We have also observed that PTGDR mRNA is controlled by genetic variants located within a binding site for RXR/RAR receptors. Differential allelic occupancy at -549 position of RARE determines modifications in binding, which could explain the differential regulation. Therefore, we used ChIP experiments to examine the enrichment of RARs in the PTGDR promoter region. ATRA stimulation significantly promoted the binding of RARα to the proximal region of PTGDR. Using anti-RARα we detected the biggest enrichment of immunoprecipitated DNA-protein in the sequence carrying the -549T (wt) in the KU812 cell line. In addition, we detected an increase in immunoprecipitated DNA in the PBMCs bearing the CTCT haplotype compared to those bearing the CCCC and TCCC haplotypes. The -549T>C SNP is located within the binding site for RAR transcription factors. RA increases PTGDR transcription and different SNPs can modify its binding through RARα and RARβ isoforms. We hypothesize that these SNPs could mediate the RA response and associate to allergic diseases.

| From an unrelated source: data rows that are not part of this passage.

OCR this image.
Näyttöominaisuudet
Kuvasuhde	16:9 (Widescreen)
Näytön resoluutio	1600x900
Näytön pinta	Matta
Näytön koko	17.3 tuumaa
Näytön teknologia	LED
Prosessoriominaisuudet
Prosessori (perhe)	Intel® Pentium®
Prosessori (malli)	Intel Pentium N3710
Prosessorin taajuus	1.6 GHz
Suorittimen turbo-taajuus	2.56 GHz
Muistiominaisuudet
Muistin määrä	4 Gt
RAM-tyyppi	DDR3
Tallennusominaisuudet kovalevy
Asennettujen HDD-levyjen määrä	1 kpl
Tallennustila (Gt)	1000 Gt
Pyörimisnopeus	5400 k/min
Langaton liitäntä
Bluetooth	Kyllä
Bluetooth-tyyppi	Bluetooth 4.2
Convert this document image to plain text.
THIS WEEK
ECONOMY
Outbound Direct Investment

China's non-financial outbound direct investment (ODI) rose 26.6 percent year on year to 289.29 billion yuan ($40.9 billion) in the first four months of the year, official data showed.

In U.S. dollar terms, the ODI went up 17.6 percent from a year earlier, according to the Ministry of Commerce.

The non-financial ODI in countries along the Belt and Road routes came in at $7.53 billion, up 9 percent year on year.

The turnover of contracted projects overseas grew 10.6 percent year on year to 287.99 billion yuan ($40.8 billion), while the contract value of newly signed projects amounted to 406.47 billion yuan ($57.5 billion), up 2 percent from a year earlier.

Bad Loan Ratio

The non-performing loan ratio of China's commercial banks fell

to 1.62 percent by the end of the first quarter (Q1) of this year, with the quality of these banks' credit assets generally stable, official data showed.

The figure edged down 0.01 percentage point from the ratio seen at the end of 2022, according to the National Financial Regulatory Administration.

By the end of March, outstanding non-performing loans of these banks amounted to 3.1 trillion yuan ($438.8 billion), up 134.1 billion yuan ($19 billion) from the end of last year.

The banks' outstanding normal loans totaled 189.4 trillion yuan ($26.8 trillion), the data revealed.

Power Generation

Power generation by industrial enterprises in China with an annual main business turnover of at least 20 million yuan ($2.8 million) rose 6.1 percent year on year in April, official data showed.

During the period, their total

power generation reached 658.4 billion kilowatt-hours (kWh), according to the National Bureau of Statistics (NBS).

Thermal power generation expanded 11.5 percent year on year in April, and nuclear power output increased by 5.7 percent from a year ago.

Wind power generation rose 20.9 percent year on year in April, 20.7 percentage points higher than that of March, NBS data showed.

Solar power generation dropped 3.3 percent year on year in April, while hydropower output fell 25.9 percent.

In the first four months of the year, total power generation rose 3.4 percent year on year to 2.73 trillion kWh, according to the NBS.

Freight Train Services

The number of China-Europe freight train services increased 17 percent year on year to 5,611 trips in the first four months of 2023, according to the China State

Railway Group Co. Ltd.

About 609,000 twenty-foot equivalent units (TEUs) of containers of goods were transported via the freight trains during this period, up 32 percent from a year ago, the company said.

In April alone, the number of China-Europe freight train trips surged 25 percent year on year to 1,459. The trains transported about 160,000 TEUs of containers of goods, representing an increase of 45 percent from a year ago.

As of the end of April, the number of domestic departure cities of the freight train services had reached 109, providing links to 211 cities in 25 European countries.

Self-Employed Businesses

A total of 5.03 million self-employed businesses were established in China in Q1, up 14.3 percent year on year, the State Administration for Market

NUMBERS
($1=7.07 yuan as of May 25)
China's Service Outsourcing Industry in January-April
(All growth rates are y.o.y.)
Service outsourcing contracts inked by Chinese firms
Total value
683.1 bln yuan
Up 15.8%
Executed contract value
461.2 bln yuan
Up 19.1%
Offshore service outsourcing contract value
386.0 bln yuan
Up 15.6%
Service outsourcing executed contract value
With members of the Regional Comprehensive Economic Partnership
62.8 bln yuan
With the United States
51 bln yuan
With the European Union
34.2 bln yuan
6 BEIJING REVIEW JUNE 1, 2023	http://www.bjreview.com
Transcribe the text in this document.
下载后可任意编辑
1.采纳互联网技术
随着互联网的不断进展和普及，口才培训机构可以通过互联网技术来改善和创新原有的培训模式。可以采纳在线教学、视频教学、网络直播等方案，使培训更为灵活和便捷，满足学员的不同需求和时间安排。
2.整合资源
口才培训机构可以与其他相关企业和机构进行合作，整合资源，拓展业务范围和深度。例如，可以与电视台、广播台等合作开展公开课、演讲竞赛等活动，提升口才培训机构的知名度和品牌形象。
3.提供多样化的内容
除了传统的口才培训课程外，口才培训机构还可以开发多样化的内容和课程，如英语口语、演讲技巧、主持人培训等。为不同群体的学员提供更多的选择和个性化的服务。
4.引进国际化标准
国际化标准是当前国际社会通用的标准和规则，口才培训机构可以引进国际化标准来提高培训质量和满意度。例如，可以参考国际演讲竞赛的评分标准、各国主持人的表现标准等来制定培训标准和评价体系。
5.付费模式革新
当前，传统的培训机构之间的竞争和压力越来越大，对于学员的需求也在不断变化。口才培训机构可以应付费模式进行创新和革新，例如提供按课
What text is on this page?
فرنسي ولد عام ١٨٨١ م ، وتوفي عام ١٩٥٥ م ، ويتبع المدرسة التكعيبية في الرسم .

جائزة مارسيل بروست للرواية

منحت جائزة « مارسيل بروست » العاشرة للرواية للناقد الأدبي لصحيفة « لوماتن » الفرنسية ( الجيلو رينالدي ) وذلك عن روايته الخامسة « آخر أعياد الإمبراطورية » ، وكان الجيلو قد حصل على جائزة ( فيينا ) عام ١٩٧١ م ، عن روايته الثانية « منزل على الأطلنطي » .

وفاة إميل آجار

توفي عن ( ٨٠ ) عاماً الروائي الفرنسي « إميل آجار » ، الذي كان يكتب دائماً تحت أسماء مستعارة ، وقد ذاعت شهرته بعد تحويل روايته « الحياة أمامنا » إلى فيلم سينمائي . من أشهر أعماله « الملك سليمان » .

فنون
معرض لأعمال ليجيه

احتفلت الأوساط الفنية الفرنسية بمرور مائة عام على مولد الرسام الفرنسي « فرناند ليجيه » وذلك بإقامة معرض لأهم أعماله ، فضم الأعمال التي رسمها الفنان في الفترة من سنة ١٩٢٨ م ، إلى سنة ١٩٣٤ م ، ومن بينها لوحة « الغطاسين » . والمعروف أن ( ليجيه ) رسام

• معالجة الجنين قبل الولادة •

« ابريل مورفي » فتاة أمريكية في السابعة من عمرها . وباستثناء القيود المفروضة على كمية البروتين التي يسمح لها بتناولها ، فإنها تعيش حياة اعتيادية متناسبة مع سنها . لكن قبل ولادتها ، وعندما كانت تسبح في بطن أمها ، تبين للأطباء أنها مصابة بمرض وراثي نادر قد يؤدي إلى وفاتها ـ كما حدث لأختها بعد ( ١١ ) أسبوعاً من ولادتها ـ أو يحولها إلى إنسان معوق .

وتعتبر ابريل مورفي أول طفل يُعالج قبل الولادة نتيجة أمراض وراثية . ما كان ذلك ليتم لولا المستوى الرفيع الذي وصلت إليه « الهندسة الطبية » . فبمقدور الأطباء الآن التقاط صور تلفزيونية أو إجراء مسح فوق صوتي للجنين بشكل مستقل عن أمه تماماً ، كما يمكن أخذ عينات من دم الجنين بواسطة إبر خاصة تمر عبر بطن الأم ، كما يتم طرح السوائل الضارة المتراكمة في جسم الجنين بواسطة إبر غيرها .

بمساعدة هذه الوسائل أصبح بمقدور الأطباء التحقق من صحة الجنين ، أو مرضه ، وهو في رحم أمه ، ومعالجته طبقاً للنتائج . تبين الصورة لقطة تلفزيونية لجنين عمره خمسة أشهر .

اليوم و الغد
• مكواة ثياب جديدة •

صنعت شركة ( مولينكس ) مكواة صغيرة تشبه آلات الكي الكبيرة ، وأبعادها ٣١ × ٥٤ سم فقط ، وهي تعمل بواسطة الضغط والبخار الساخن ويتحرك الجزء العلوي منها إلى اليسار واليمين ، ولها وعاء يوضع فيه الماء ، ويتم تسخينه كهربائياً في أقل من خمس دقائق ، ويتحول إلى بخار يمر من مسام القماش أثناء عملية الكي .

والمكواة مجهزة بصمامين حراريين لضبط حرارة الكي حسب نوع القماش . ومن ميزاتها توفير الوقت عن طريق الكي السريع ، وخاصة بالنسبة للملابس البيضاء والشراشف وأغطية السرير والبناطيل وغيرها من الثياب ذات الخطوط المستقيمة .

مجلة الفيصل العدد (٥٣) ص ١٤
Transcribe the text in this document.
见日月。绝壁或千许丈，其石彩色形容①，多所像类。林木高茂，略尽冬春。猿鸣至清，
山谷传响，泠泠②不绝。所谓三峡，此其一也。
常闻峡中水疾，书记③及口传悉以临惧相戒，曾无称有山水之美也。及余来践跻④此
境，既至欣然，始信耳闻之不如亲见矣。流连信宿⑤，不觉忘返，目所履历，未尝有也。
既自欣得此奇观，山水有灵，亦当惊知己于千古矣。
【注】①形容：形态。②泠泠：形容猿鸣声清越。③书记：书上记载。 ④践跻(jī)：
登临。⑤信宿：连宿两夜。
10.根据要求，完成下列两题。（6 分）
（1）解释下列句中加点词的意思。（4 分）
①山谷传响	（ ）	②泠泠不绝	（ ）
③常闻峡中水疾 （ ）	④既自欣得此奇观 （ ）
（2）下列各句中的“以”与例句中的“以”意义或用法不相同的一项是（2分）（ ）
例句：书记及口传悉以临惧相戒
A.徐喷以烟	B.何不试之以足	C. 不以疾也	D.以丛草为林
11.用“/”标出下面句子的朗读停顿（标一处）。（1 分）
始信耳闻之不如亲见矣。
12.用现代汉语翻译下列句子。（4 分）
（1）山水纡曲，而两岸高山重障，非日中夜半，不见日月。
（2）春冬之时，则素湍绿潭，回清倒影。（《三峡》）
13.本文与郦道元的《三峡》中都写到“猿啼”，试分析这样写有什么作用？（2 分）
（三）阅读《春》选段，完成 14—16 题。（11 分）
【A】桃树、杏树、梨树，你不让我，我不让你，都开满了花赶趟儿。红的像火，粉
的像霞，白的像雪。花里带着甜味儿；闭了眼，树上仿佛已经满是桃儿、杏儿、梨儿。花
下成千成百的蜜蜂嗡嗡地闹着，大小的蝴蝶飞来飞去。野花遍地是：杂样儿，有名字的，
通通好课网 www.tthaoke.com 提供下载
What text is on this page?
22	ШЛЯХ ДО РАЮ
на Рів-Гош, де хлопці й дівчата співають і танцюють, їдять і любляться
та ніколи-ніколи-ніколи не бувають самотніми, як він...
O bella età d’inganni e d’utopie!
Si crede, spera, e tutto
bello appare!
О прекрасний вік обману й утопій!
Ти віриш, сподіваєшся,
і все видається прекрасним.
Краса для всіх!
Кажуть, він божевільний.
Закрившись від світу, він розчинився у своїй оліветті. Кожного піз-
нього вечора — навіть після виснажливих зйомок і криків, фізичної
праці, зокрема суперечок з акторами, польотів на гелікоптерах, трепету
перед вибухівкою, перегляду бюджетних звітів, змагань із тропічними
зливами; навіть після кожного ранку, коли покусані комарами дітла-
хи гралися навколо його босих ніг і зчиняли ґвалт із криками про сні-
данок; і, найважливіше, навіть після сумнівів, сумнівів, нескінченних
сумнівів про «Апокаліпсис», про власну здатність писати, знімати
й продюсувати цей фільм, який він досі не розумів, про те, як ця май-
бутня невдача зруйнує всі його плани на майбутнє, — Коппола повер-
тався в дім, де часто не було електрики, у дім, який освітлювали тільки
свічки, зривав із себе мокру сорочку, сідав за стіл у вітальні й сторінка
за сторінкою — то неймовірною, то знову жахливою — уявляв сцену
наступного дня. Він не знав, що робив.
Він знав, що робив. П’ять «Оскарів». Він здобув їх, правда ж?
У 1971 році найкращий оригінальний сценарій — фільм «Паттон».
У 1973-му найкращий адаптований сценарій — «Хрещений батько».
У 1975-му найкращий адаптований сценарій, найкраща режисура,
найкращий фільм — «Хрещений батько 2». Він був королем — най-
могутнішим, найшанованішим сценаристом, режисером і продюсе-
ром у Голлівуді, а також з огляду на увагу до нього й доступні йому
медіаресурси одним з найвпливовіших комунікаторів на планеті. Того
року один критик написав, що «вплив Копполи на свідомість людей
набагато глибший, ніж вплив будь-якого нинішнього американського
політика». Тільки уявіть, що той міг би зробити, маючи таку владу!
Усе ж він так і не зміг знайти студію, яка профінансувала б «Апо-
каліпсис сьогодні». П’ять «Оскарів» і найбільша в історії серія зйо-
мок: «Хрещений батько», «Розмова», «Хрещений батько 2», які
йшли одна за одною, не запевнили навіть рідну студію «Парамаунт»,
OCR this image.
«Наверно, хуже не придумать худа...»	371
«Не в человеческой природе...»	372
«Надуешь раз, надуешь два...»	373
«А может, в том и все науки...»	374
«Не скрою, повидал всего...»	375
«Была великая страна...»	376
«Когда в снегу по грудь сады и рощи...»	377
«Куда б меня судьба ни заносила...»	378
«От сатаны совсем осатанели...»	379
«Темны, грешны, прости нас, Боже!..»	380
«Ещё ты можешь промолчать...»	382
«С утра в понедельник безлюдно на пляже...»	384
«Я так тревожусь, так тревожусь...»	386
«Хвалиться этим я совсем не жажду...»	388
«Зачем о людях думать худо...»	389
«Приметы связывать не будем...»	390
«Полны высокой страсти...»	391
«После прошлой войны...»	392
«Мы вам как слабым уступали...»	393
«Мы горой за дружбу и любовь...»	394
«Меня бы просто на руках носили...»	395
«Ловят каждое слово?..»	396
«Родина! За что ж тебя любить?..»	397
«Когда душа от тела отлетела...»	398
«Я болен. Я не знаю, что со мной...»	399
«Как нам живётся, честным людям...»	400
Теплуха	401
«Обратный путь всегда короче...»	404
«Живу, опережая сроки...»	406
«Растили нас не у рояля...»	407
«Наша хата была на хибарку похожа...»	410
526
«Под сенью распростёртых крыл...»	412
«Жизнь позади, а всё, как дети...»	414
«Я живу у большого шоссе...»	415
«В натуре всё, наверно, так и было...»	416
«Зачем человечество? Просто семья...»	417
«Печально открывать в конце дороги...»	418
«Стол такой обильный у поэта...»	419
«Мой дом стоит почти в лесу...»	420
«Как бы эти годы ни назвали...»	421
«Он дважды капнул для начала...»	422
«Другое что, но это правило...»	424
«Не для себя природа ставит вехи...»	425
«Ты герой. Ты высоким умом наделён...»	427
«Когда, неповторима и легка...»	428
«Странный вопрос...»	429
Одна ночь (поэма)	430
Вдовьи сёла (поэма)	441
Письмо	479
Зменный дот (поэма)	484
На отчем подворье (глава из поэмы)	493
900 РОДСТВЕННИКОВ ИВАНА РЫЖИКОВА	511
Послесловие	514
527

We have also showed an upregulation of PTGDR after ATRA-treatment in KU812 cells. In order to explain our hypothesis of the activation of RARs by ATRA, the cells were treated with RARα and RARβ antagonists, which attenuated the response, thus confirming that the regulation of the expression of PTGDR by ATRA occurred through RARs. These results were confirmed in PBMCs from allergic patients who carried the -549T variant, in which the PTGDR expression levels were elevated after treatment with ATRA and attenuated in the presence of the antagonist. Interestingly, these responses were not observed in the patient carrying the -549C variant.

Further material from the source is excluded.